The Achilleid (Latin: Achilleis) is an unfinished epic poem by Publius Papinius Statius that was intended to present the life of Achilles from his youth through his death at Troy. Only about one and a half books (1,127 dactylic hexameters) were completed before the poet's death. What remains is an account of the hero's early life with Chiron the centaur, and an episode in which his mother Thetis disguised him as a girl on the island of Scyros before he joined the Greek expedition against Troy.

Based upon three references to the poem in the Silvae, the Achilleid seems to have been composed between 94 and 96 CE. At Silvae 4.7.21–24, Statius complains that he lacks the motivation to make progress upon his "Achilles" without the company of his friend C. Vibius Maximus who was travelling in Dalmatia (and to whom poem is addressed). Statius apparently overcame this self-described writer's block, for in a poem from the posthumously published fifth book of the Silvae he refers to an upcoming recitation of a section from the Achilleid. This reference is believed to date from the summer of 95, and Statius presumably died later that year or early in the next, leaving the Achilleid unfinished.

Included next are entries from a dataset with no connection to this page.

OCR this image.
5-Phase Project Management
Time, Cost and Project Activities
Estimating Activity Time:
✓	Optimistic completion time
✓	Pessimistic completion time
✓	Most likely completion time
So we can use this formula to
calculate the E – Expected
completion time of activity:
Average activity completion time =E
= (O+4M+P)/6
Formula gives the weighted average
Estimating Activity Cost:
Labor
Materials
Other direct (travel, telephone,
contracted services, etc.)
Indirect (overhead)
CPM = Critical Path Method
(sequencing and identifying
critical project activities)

Statius' primary models are Homer and the poems of the epic cycle which touch on the life of Achilles. In the opening of the Achilleid, Statius asks that his poem not stop with the death of Hector (nec in Hectore tracto sistere 1.6) as the Iliad does but that it continue through the whole Trojan cycle, invoking these two important models. His style in the Achilleid has been seen as far more reminiscent of Ovid than Virgil, his major influence in the composition of the Thebaid. Statius tried to revise the image of the Homeric Achilles with the "Achilleid," just as Ovid did for the Virgilian Aeneas. While doing this, they also exploited the tension between the accepted epic narrative and competing traditions pertaining to the heroes' lives.